Search code examples
rr-markdownrnotebook

Externalise config file and functions in R markdown


I am having problems understanding the (practical) difference between the different ways to externalise code in R notebooks. Having referred to previous questions or to the documentation, it is still unclear the difference in sourcing external .R files or read_chunk() them. For practical purposes let us consider the below:

  1. I want to load libraries with an external config.R file: the most intuitive way, according to me, seems to create config.R as

    library(first_package)
    library(second_package)
    ...
    

    and, in the general R notebook (say, main.Rmd) call it like

    ```{r}
    source('config.R')
    ```
    
    ```{r}
    # use the libraries included above
    ```
    

    However, this does not recognise the packages included, so it seems that sourcing an external config file is useless. Likewise using read_chunk() instead. Therefore the question is: How to include libraries at the top, so that they are recognised in the main markdown script?

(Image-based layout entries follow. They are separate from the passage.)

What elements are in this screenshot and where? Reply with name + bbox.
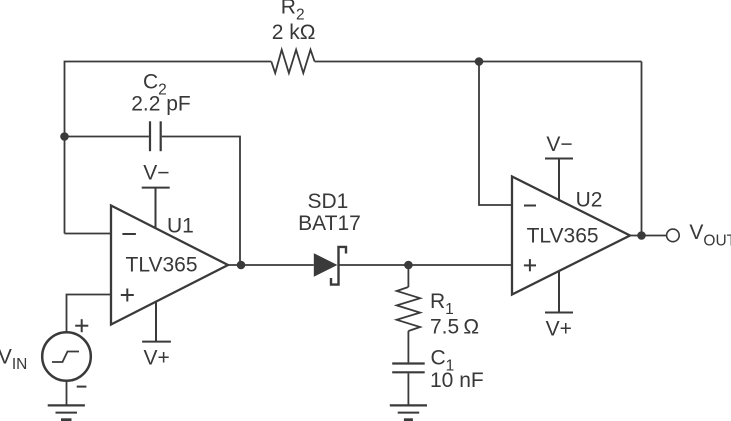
wire C1 to ground	[407, 373, 409, 405]
source VIN slew waveform symbol	[52, 352, 79, 363]
wire diode to R1 node	[339, 264, 409, 266]
svg-text:V+: V+	[546, 318, 572, 341]
node junction dot top feedback	[475, 57, 484, 66]
wire R1 node to U2 noninverting input	[408, 264, 512, 266]
U1 minus input symbol	[122, 233, 135, 235]
U1 V+ power pin	[142, 301, 171, 342]
U2 minus input symbol	[524, 205, 536, 207]
capacitor C2	[150, 121, 161, 151]
node junction dot C2 tap	[60, 132, 69, 141]
U1 V- power pin	[142, 188, 170, 229]
svg-text:V−: V−	[546, 133, 572, 156]
svg-text:10 nF: 10 nF	[430, 369, 484, 392]
U2 V+ power pin	[545, 271, 573, 313]
svg-text:7.5 Ω: 7.5 Ω	[430, 315, 479, 338]
wire U1 output to diode	[228, 264, 314, 266]
wire U2 output	[630, 235, 667, 237]
resistor R1	[397, 287, 420, 331]
ground below VIN	[48, 405, 85, 419]
capacitor C1	[392, 364, 425, 373]
U2 V- power pin	[545, 159, 573, 202]
svg-text:TLV365: TLV365	[527, 224, 599, 247]
op-amp U2	[512, 177, 630, 295]
wire R1 to C1	[407, 331, 409, 362]
wire node down to R1	[407, 265, 409, 287]
svg-text:U1: U1	[167, 215, 194, 238]
U2 plus input symbol	[524, 259, 536, 271]
wire top feedback right segment	[315, 61, 642, 63]
ground below C1	[390, 405, 427, 419]
wire top feedback left segment	[65, 62, 272, 234]
wire right vertical to U2 output	[641, 62, 643, 236]
source VIN plus polarity mark	[75, 319, 88, 332]
wire C2 left	[65, 136, 149, 138]
node junction dot U2 output	[637, 231, 646, 240]
svg-text:V+: V+	[144, 346, 170, 369]
node junction dot R1 tap	[404, 261, 413, 270]
wire U1 noninverting input	[67, 295, 112, 333]
resistor R2	[271, 50, 314, 73]
diode SD1 schottky cathode bar	[331, 247, 346, 285]
svg-text:2.2 pF: 2.2 pF	[131, 92, 191, 115]
source VIN minus polarity mark	[77, 386, 87, 388]
op-amp U1	[111, 206, 228, 325]
wire C2 right	[162, 137, 240, 266]
source VIN circle	[42, 332, 91, 381]
diode SD1 anode triangle	[314, 253, 338, 277]
svg-text:SD1: SD1	[307, 190, 348, 213]
wire VIN to ground	[66, 381, 68, 406]
svg-text:V−: V−	[143, 162, 169, 185]
svg-text:TLV365: TLV365	[126, 253, 198, 276]
wire U1 inverting input	[65, 233, 112, 235]
svg-text:BAT17: BAT17	[298, 212, 361, 235]
node junction dot U1 output	[237, 261, 246, 270]
wire from top node down to U2 inverting input	[479, 62, 512, 206]
svg-text:U2: U2	[576, 189, 603, 212]
svg-text:2 kΩ: 2 kΩ	[272, 21, 316, 44]
U1 plus input symbol	[121, 289, 134, 302]
output terminal circle	[667, 229, 680, 242]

  2. Say I want to define global functions externally, and then include them in the main notebook: along the same lines as above one would include them in an external foo.R file and include them in the main one.

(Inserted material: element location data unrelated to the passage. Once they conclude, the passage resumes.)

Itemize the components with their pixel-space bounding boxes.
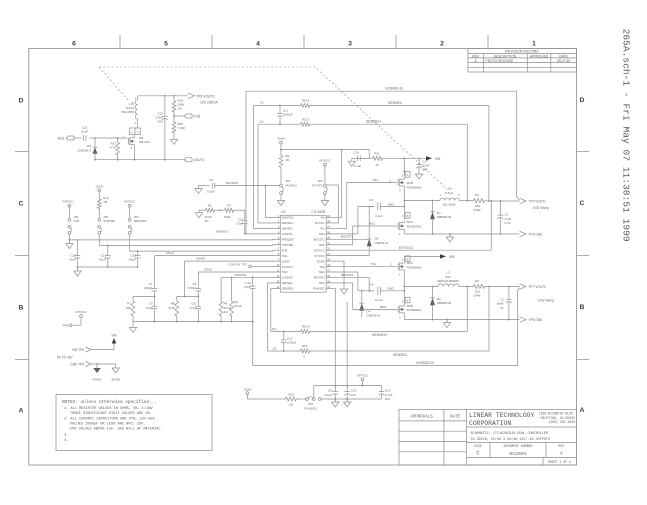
svg-text:RUNSS1: RUNSS1 xyxy=(226,181,239,185)
sheet border frame xyxy=(29,48,577,465)
svg-text:FCB: FCB xyxy=(73,219,79,223)
svg-text:FCB: FCB xyxy=(194,114,200,118)
svg-text:PGND: PGND xyxy=(93,377,103,381)
node INTVCC above JP4 xyxy=(124,199,136,218)
wire VOSNS1 to pin 4 xyxy=(216,229,273,234)
wire BOOST1 net xyxy=(332,207,374,240)
svg-text:BG1: BG1 xyxy=(58,136,65,140)
svg-text:NOTES: unless otherwise specif: NOTES: unless otherwise specified... xyxy=(62,400,157,405)
svg-text:SGND: SGND xyxy=(111,377,121,381)
svg-text:SHEET 1 OF 1: SHEET 1 OF 1 xyxy=(548,460,571,464)
op-amp U1 LTC1628 controller IC xyxy=(272,210,332,292)
svg-text:MILPITAS, CA 95035: MILPITAS, CA 95035 xyxy=(541,416,576,420)
svg-text:20V: 20V xyxy=(158,120,163,124)
power flag VIN input xyxy=(111,333,117,349)
svg-text:VOSNS3: VOSNS3 xyxy=(282,276,293,280)
svg-text:3.3V 4Amp: 3.3V 4Amp xyxy=(538,299,554,303)
svg-text:FREQSET: FREQSET xyxy=(282,238,295,242)
svg-text:BG1: BG1 xyxy=(319,243,325,247)
terminal TP9 VOUT3 xyxy=(188,93,218,104)
jumper JP5 STBYMD xyxy=(98,215,115,234)
wire STBYMD net xyxy=(99,234,273,246)
svg-text:1000pF: 1000pF xyxy=(283,112,293,116)
svg-text:27pF: 27pF xyxy=(146,306,153,310)
wire FLTCPL to pin xyxy=(326,185,338,223)
svg-text:B: B xyxy=(580,304,585,311)
inductor L1A xyxy=(440,187,460,207)
svg-text:2. ALL CERAMIC CAPACITORS ARE: 2. ALL CERAMIC CAPACITORS ARE X7R, 10V-5… xyxy=(64,417,157,421)
capacitor C16 xyxy=(379,386,393,402)
wire VOUT3 top rail xyxy=(138,95,188,97)
resistor R20 xyxy=(172,119,185,138)
svg-text:U1: U1 xyxy=(281,210,285,214)
wire EXTVCC net xyxy=(332,201,491,250)
resistor R13 xyxy=(299,117,311,126)
ground SGND symbol xyxy=(111,364,121,381)
svg-text:C3: C3 xyxy=(369,198,373,202)
wire L2 to R2 xyxy=(459,286,472,288)
svg-text:B: B xyxy=(19,304,24,311)
svg-text:0.1uF: 0.1uF xyxy=(324,393,332,397)
wire pin2 SENSE1+ stub xyxy=(258,222,273,224)
node INTVCC above C16 xyxy=(357,373,369,385)
svg-text:INTVCC: INTVCC xyxy=(319,158,331,162)
resistor R5 xyxy=(204,204,216,223)
svg-text:(ITH1): (ITH1) xyxy=(166,251,174,255)
svg-text:C6: C6 xyxy=(328,388,332,392)
capacitor C9 xyxy=(146,297,158,322)
wire VIN rail channel 1 xyxy=(384,157,426,159)
svg-text:LINEAR TECHNOLOGY: LINEAR TECHNOLOGY xyxy=(469,412,534,419)
svg-text:CMDSH-3: CMDSH-3 xyxy=(367,314,381,318)
svg-text:FREQSET: FREQSET xyxy=(134,219,148,223)
svg-text:A: A xyxy=(560,452,563,457)
svg-text:5V TO 30V: 5V TO 30V xyxy=(57,356,74,360)
capacitor C8 xyxy=(188,282,201,297)
inductor L1B xyxy=(121,96,137,125)
svg-text:1/4W: 1/4W xyxy=(473,208,480,212)
wire pin14 SENSE2+ drop xyxy=(271,288,273,331)
wire SENSE1- net top xyxy=(254,101,489,229)
svg-text:VIN: VIN xyxy=(111,333,117,337)
svg-text:M1B: M1B xyxy=(407,181,413,185)
svg-text:INTVCC: INTVCC xyxy=(357,373,369,377)
capacitor C21 xyxy=(98,246,110,268)
svg-text:6.3V: 6.3V xyxy=(505,221,511,225)
svg-text:3: 3 xyxy=(348,41,352,48)
capacitor C10 xyxy=(189,297,201,322)
wire SENSE2+ net xyxy=(271,287,468,338)
svg-text:VOUT1: VOUT1 xyxy=(194,158,205,162)
svg-text:4: 4 xyxy=(256,41,260,48)
svg-text:27pF: 27pF xyxy=(237,222,244,226)
svg-text:SENSE2-: SENSE2- xyxy=(282,281,294,285)
svg-text:REV: REV xyxy=(558,444,564,448)
svg-text:4.: 4. xyxy=(64,439,68,443)
wire VIN pin riser xyxy=(332,150,341,218)
resistor R2 xyxy=(472,279,486,298)
svg-text:TP3 GND: TP3 GND xyxy=(529,232,544,236)
svg-text:VOSNS3: VOSNS3 xyxy=(234,273,247,277)
zone row labels D C B A left xyxy=(19,97,24,414)
svg-text:10: 10 xyxy=(375,163,379,167)
svg-text:1/4W: 1/4W xyxy=(473,294,480,298)
svg-text:05-07-99: 05-07-99 xyxy=(557,59,570,63)
resistor R9 xyxy=(279,150,290,175)
svg-text:7.32K: 7.32K xyxy=(178,126,186,130)
svg-text:3.3VOUT TP1: 3.3VOUT TP1 xyxy=(228,262,247,266)
svg-text:BG2: BG2 xyxy=(380,305,386,309)
svg-text:INTVCC: INTVCC xyxy=(124,199,136,203)
svg-text:S2+: S2+ xyxy=(272,327,277,331)
svg-text:12V 150mA: 12V 150mA xyxy=(200,100,218,104)
capacitor C17 with ground xyxy=(415,158,429,179)
resistor R1 xyxy=(472,193,486,212)
terminal BG1 xyxy=(58,136,74,140)
svg-text:BG2: BG2 xyxy=(319,281,325,285)
svg-text:BOOST1: BOOST1 xyxy=(341,235,354,239)
node INTVCC above JP6 xyxy=(62,199,74,218)
wire M3 gate / BG1 net xyxy=(74,137,128,141)
wire L1A to R1 xyxy=(460,200,473,202)
svg-text:0.1uF: 0.1uF xyxy=(375,298,383,302)
svg-text:1M: 1M xyxy=(103,200,108,204)
capacitor C1 xyxy=(498,201,512,234)
capacitor C22 xyxy=(155,96,167,160)
svg-text:QVIN: QVIN xyxy=(96,185,103,189)
wire BG2 net xyxy=(332,283,397,310)
svg-text:15K: 15K xyxy=(126,306,131,310)
wire VOSNS1-B net xyxy=(246,86,520,233)
power flag VIN channel 2 xyxy=(440,254,455,259)
ground below JP6 xyxy=(66,240,74,249)
svg-text:TP9 VOUT3: TP9 VOUT3 xyxy=(196,94,215,98)
wire TP1 3.3VOUT xyxy=(228,262,273,268)
svg-text:C4: C4 xyxy=(369,282,373,286)
svg-text:27pF: 27pF xyxy=(189,306,196,310)
svg-text:R3: R3 xyxy=(227,204,231,208)
svg-text:D: D xyxy=(19,97,24,104)
wire VOUT2 rail xyxy=(486,286,520,288)
wire VOSNS3 net xyxy=(221,273,273,279)
svg-text:10V: 10V xyxy=(385,397,390,401)
wire VOUT1 rail xyxy=(486,200,520,202)
svg-text:TG2: TG2 xyxy=(370,262,376,266)
svg-text:.01uF: .01uF xyxy=(98,258,106,262)
svg-text:FLTCPL: FLTCPL xyxy=(315,221,325,225)
svg-text:D5: D5 xyxy=(87,144,91,148)
svg-text:C5: C5 xyxy=(209,178,213,182)
svg-text:DATE: DATE xyxy=(559,54,568,58)
svg-text:5V-30VIN, 5V/4A 3.3V/4A 12V/.2: 5V-30VIN, 5V/4A 3.3V/4A 12V/.2A OUTPUTS xyxy=(471,437,550,442)
svg-text:C: C xyxy=(476,451,479,457)
svg-text:SENSE2+: SENSE2+ xyxy=(372,333,388,337)
svg-text:.01uF: .01uF xyxy=(81,129,89,133)
diode D4 CMDSH-3 xyxy=(359,290,380,318)
capacitor C5 with ground xyxy=(195,178,280,193)
svg-text:INTVCC: INTVCC xyxy=(75,310,87,314)
svg-text:INTVCC: INTVCC xyxy=(62,199,74,203)
svg-text:ITH1: ITH1 xyxy=(282,254,288,258)
wire RUN/SS1 to pin 1 xyxy=(265,186,273,218)
svg-text:1M: 1M xyxy=(286,158,291,162)
svg-text:D: D xyxy=(580,97,585,104)
svg-text:265A.sch-1 - Fri May 07 11:38:: 265A.sch-1 - Fri May 07 11:38:51 1999 xyxy=(621,29,632,242)
svg-text:VOSNS1-B: VOSNS1-B xyxy=(385,86,403,90)
wire INTVCC riser lower xyxy=(346,302,348,386)
svg-text:S1-: S1- xyxy=(260,101,264,105)
svg-text:PROTO RELEASE: PROTO RELEASE xyxy=(486,59,515,63)
inductor L2 xyxy=(437,271,460,287)
terminal TP6 GND xyxy=(520,317,544,323)
svg-text:VIN: VIN xyxy=(449,255,455,259)
svg-text:TG1: TG1 xyxy=(319,227,325,231)
revision record table xyxy=(468,48,577,72)
svg-text:RUN/SS2: RUN/SS2 xyxy=(313,287,325,291)
wire QVIN to C18 rail xyxy=(354,150,371,159)
svg-text:CMDSH-3: CMDSH-3 xyxy=(375,241,389,245)
wire SGND net xyxy=(185,256,274,296)
svg-text:470pF: 470pF xyxy=(188,286,197,290)
svg-text:DATE: DATE xyxy=(450,416,461,420)
capacitor C2 xyxy=(497,287,512,320)
wire pin3 SENSE1- stub xyxy=(254,227,274,229)
svg-text:R13 0: R13 0 xyxy=(302,117,310,121)
svg-text:1uF: 1uF xyxy=(351,393,356,397)
svg-text:EXTVCC: EXTVCC xyxy=(399,246,414,250)
svg-text:1. ALL RESISTOR VALUES IN OHMS: 1. ALL RESISTOR VALUES IN OHMS, 5%, 1/16… xyxy=(64,406,153,411)
svg-text:.01uF: .01uF xyxy=(128,258,136,262)
zone row ticks left and right xyxy=(15,152,589,360)
wire PGND pin with ground xyxy=(332,261,348,294)
svg-text:27pF: 27pF xyxy=(244,285,251,289)
wire comp2 mid segment xyxy=(177,296,199,298)
svg-text:ITH2: ITH2 xyxy=(282,270,288,274)
dashed callout outline for optional 12V winding xyxy=(99,67,446,188)
ground below JP1 xyxy=(277,194,285,205)
wire RUN/SS2 upper rail xyxy=(314,385,382,387)
svg-text:6: 6 xyxy=(72,41,76,48)
wire SW1 net xyxy=(332,207,374,234)
jumper JP2 RUNSS2 xyxy=(298,386,321,411)
diode D2 MBRM140 xyxy=(430,287,452,320)
wire FCB tap xyxy=(173,114,184,119)
capacitor C7 xyxy=(144,282,157,297)
wire VIN rail channel 2 xyxy=(404,256,440,261)
wire comp ground bus xyxy=(133,321,254,323)
svg-text:VIN: VIN xyxy=(435,157,441,161)
ground left of R5 xyxy=(195,210,204,218)
ground below R20 xyxy=(170,137,178,144)
svg-text:(ITH2): (ITH2) xyxy=(204,267,212,271)
svg-text:TP8: TP8 xyxy=(62,323,68,327)
wire BG1 net xyxy=(332,221,397,244)
svg-text:VALUES 1000pF OR LESS ARE NPO,: VALUES 1000pF OR LESS ARE NPO, 25V. xyxy=(70,422,145,426)
resistor R12 xyxy=(97,196,108,219)
jumper JP1 RUNSS1 xyxy=(280,175,298,195)
node QVIN bottom xyxy=(244,387,284,399)
svg-text:SIZE: SIZE xyxy=(474,444,482,448)
svg-text:R15 0: R15 0 xyxy=(302,99,310,103)
zone column labels 6 5 4 3 2 1 xyxy=(72,41,536,48)
wire VOUT1 aux rail xyxy=(94,159,184,161)
svg-text:S2-: S2- xyxy=(273,347,277,351)
ground below comp bus xyxy=(129,322,137,333)
ground on GND rail 1 xyxy=(446,234,454,242)
svg-text:A: A xyxy=(19,407,24,414)
svg-text:LTC1628: LTC1628 xyxy=(311,210,325,214)
svg-text:VIN: VIN xyxy=(320,216,325,220)
transistor M1B FDS6936A top switch xyxy=(398,158,421,200)
svg-text:QVIN: QVIN xyxy=(244,387,251,391)
svg-text:TG1: TG1 xyxy=(372,178,378,182)
svg-text:M1A: M1A xyxy=(407,220,413,224)
resistor R8 xyxy=(169,297,179,322)
svg-text:R2: R2 xyxy=(475,279,479,283)
transistor M2A FDS6936A top switch xyxy=(398,256,421,287)
svg-text:5.0V 4Amp: 5.0V 4Amp xyxy=(533,206,549,210)
svg-text:SENSE2-: SENSE2- xyxy=(393,353,409,357)
diode D3 CMDSH-3 xyxy=(367,237,389,256)
svg-text:PGND: PGND xyxy=(317,259,325,263)
wire TG1 net xyxy=(332,178,397,228)
svg-text:SW2: SW2 xyxy=(388,287,395,291)
node INTVCC above JP3 xyxy=(319,158,331,184)
svg-text:IRLL014: IRLL014 xyxy=(139,140,151,144)
svg-text:FCB: FCB xyxy=(282,248,288,252)
resistor R7 xyxy=(126,297,135,322)
resistor R10 xyxy=(284,392,298,406)
ground below JP3 xyxy=(321,194,329,205)
svg-text:INTVCC: INTVCC xyxy=(315,254,325,258)
svg-text:4.7K: 4.7K xyxy=(110,146,116,150)
wire INTVCC pin stub xyxy=(332,255,369,257)
zone column ticks top xyxy=(120,35,488,48)
capacitor C12 xyxy=(281,331,297,352)
svg-text:6.8K: 6.8K xyxy=(169,306,175,310)
wire SENSE2- net xyxy=(268,287,489,358)
wire R5 R3 junction xyxy=(216,209,223,211)
svg-text:FOR VALUES ABOVE 1uF, SEE BILL: FOR VALUES ABOVE 1uF, SEE BILL OF MATERI… xyxy=(70,427,163,431)
capacitor C20 xyxy=(128,251,140,267)
svg-text:VOSNS2-B: VOSNS2-B xyxy=(416,361,434,365)
svg-text:MBRM140: MBRM140 xyxy=(437,215,452,219)
wire VOSNS2-B net xyxy=(252,288,520,366)
svg-text:C: C xyxy=(580,200,585,207)
svg-text:TP2 VOUT1: TP2 VOUT1 xyxy=(529,199,547,203)
svg-text:VIN TP4: VIN TP4 xyxy=(72,348,84,352)
wire ITH2 net xyxy=(198,267,273,283)
svg-text:100K: 100K xyxy=(224,215,231,219)
svg-text:220pF: 220pF xyxy=(144,286,153,290)
jumper JP6 FCB xyxy=(68,215,79,234)
notes box xyxy=(56,394,212,450)
svg-text:SENSE1-: SENSE1- xyxy=(388,101,404,105)
svg-text:FLTCPL: FLTCPL xyxy=(312,183,323,187)
node QVIN top xyxy=(277,137,284,150)
diode D1 MBRM140 xyxy=(430,201,452,235)
svg-text:C16: C16 xyxy=(385,388,391,392)
wire QVIN bus xyxy=(280,149,369,151)
svg-text:TP6 GND: TP6 GND xyxy=(529,318,544,322)
svg-text:BOOST1: BOOST1 xyxy=(314,238,325,242)
capacitor C23 xyxy=(81,125,89,140)
svg-text:BOOST2: BOOST2 xyxy=(314,276,325,280)
svg-text:REV: REV xyxy=(472,54,480,58)
wire RUN/SS2 riser to C6 rail xyxy=(332,288,335,385)
svg-text:DOCUMENT NUMBER: DOCUMENT NUMBER xyxy=(504,444,533,448)
wire FREQSET net xyxy=(69,234,274,241)
svg-text:R16: R16 xyxy=(302,344,308,348)
jumper JP3 FLTCPL xyxy=(312,179,327,194)
svg-text:THREE SIGNIFICANT DIGIT VALUES: THREE SIGNIFICANT DIGIT VALUES ARE 1%. xyxy=(70,412,152,416)
wire ITH1 net xyxy=(155,251,274,283)
svg-text:C15: C15 xyxy=(351,388,357,392)
svg-text:SGND: SGND xyxy=(196,256,206,260)
svg-text:0.1uF: 0.1uF xyxy=(207,190,215,194)
svg-text:EXTVCC: EXTVCC xyxy=(314,248,325,252)
wire C14 to VOSNS2-B corner xyxy=(252,292,254,366)
svg-text:QVIN: QVIN xyxy=(277,137,284,141)
wire lower ground rail xyxy=(321,398,382,400)
svg-text:SW2: SW2 xyxy=(319,270,325,274)
svg-text:5: 5 xyxy=(164,41,168,48)
svg-text:TG2: TG2 xyxy=(319,265,325,269)
svg-text:SW1: SW1 xyxy=(319,232,325,236)
label 5V TO 30V xyxy=(57,356,74,360)
wire SW2 node xyxy=(403,286,438,304)
svg-text:SW1: SW1 xyxy=(388,202,395,206)
svg-text:3.: 3. xyxy=(64,434,68,438)
capacitor C3 xyxy=(369,198,404,218)
wire TG2 net xyxy=(332,262,397,267)
svg-text:4V: 4V xyxy=(500,306,504,310)
capacitor C19 xyxy=(68,240,80,267)
svg-text:RUNSS2: RUNSS2 xyxy=(304,406,317,410)
terminal VOUT1 xyxy=(184,158,204,162)
ground PGND symbol xyxy=(93,364,103,381)
svg-text:STBYMD: STBYMD xyxy=(282,243,293,247)
wire comp1 mid segment xyxy=(133,296,155,298)
diode D5 CMDSH-3 xyxy=(77,138,97,160)
svg-text:63.4K: 63.4K xyxy=(234,304,242,308)
svg-text:BOOST2: BOOST2 xyxy=(341,273,354,277)
terminal TP3 GND xyxy=(520,231,544,237)
svg-text:S1+: S1+ xyxy=(259,119,264,123)
svg-text:BG1: BG1 xyxy=(369,221,375,225)
svg-text:C: C xyxy=(19,200,24,207)
transistor M1A FDS6936A bottom switch xyxy=(398,213,421,236)
svg-text:VOSNS1: VOSNS1 xyxy=(216,229,229,233)
svg-text:CMDSH-3: CMDSH-3 xyxy=(77,148,91,152)
svg-text:501-0655: 501-0655 xyxy=(443,203,456,207)
svg-text:DC265A: DC265A xyxy=(509,451,526,457)
svg-text:APPROVALS: APPROVALS xyxy=(410,416,433,420)
svg-text:4.7uF: 4.7uF xyxy=(385,393,393,397)
svg-text:R11: R11 xyxy=(374,152,380,156)
svg-text:SGND: SGND xyxy=(282,259,290,263)
terminal TP2 VOUT1 xyxy=(520,198,549,210)
svg-text:FDS6936A: FDS6936A xyxy=(407,308,422,312)
jumper JP4 FREQSET xyxy=(128,215,147,234)
svg-text:FDS6936A: FDS6936A xyxy=(407,265,422,269)
svg-text:VOSNS1: VOSNS1 xyxy=(282,232,293,236)
svg-text:SCHEMATIC: LTC1628CG28 DUAL CO: SCHEMATIC: LTC1628CG28 DUAL CONTROLLER xyxy=(471,432,548,436)
svg-text:CORPORATION: CORPORATION xyxy=(469,420,511,427)
svg-text:SENSE1+: SENSE1+ xyxy=(282,221,295,225)
wire GND rail channel 2 xyxy=(404,319,519,321)
svg-text:1630 McCARTHY BLVD.: 1630 McCARTHY BLVD. xyxy=(539,411,575,415)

Again, it seems that read_chunk() does not do the job, whereas source('foo.R') does, in this case; the documentation states that the former "only evaluates code, but does not execute it": when is it ever the case that one wants to only evaluate the code but not execute it? Differently posed: why would one ever use read_chunk() rather than source, for practical purposes?


Solution

    1. This does not recognise the packages included

      In your example, first_package and second_package are both available in the working environment for the second code chunk.

      Try putting library(nycflights13) in the R file and head(airlines) in the second chunk of the Rmd file. Calling knit("main.Rmd") would fail if the nycflights13 package wasn't successfully loaded with source.

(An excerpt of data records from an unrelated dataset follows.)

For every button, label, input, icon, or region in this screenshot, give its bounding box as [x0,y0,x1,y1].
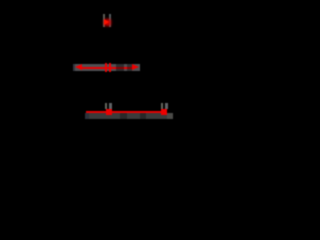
wire: middle gray track [73,64,140,71]
node: middle double-bar marker right [109,63,111,72]
wire: bottom track dark patch 2 [140,113,146,119]
wire: middle track dark patch 2 [127,64,132,71]
node: right arrowhead [132,64,139,70]
wire: middle track dark patch 1 [116,64,125,71]
node A: top handle right gray bar [109,14,111,27]
node: left arrowhead [75,64,82,70]
node C: right grip bar 1 [161,103,164,109]
node B: left grip bar 1 [105,103,108,109]
node C: right red square marker [161,109,167,115]
node: middle double-bar marker left [105,63,107,72]
node A: top handle red arrow [104,19,109,25]
wire: bottom track light right block [167,113,173,119]
wire: bottom red line [86,111,165,113]
node A: top handle left gray bar [103,14,105,27]
node A: top handle red marker glow [104,19,111,26]
wire: bottom track dark patch 1 [120,113,127,119]
node B: left red square marker [106,109,112,115]
node C: right grip bar 2 [165,103,168,109]
wire: bottom gray track below line [85,113,172,119]
wire: middle track dark left edge [73,64,75,71]
wire: red horizontal line of double arrow [79,67,134,69]
wire: bottom track dark left block [85,113,89,119]
node B: left grip bar 2 [109,103,112,109]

    2. read_chunk does in fact accomplish this (along with source) however they go about it differently. With source you will have the global functions available directly after the source (as you have found). With read_chunk however, as you pointed out since it only evaluates code, but does not execute it you need to explicitly execute the chunk and then the function will be available. (See my example with third_config_chunk below. Including the empty chunk of third_config_chunk in the report allows the global some_function to be called in subsequent chunks.)

    Regarding "only evaluates code, but does not execute it", this is an entire property of R programming known as lazy evaluation. The idea being that you may want to create a number of functions or template code which is read into your R environment but is not executed on-the-spot, allowing you to modify the environment/parameters prior to evaluation. This also allows you to execute the same code chunks multiple times whereas source will only run once with what is already provided.

    Consider an example where you have an external R script which contains a large amount of setup code that isn't needed in your report. It is possible to format this file into many "chunks" which will be loaded into the working environment with read_chunk but won't be evaluated until explicitly told.

    In order to externalise your config.R using read_chunk() you would write the R script as:

    config.R

    # ---- config_preamble
    ## setup code that is required for config.R
    ## to run but not for main.Rmd
    
    # ---- first_config_chunk
    library(nycflights13)
    library(MASS)
    
    # ---- second_config_chunk
    y <- 1
    
    # ---- third_config_chunk
    some_function <- function(x) {
      x + y
    }
    
    # ---- fourth_config_chunk
    some_function(10)
    
    # ---- config_output
    ## code that is output during `source`
    ## and not wanted in main.Rmd
    print(some_function(10))
    

    To use this script with the externalisation methodology, you would setup main.Rmd as follows:

    main.Rmd

    ```{r, include=FALSE}
    knitr::read_chunk('config.R')
    ```
    
    ```{r first_config_chunk}
    ```
    
    The packages are now loaded.
    
    ```{r third_config_chunk}
    ```
    
    `some_function` is now available.
    
    ```{r new_chunk}
    y <- 20
    ```
    
    ```{r fourth_config_chunk}
    ```
    ## [1] 30
    
    ```{r new_chunk_two}
    y <- 100
    lapply(seq(3), some_function)
    ```
    ## [[1]]
    ## [1] 101
    ## 
    ## [[2]]
    ## [1] 102
    ## 
    ## [[3]]
    ## [1] 103
    
    ```{r source_file_instead}
    source("config.R")
    ```
    ## [1] 11
    

    As you can see, if you were to source this file, there would be no way to modify the call to some_function prior to execution and the call would print an output of "11". Now that the chunks are available in the environment, they can be re-called any number of times (after for example, changing the value of y) or used any other way in the current environment (eg. new_chunk_two) which would not be possible with source if you didn't want the rest of the R script to execute.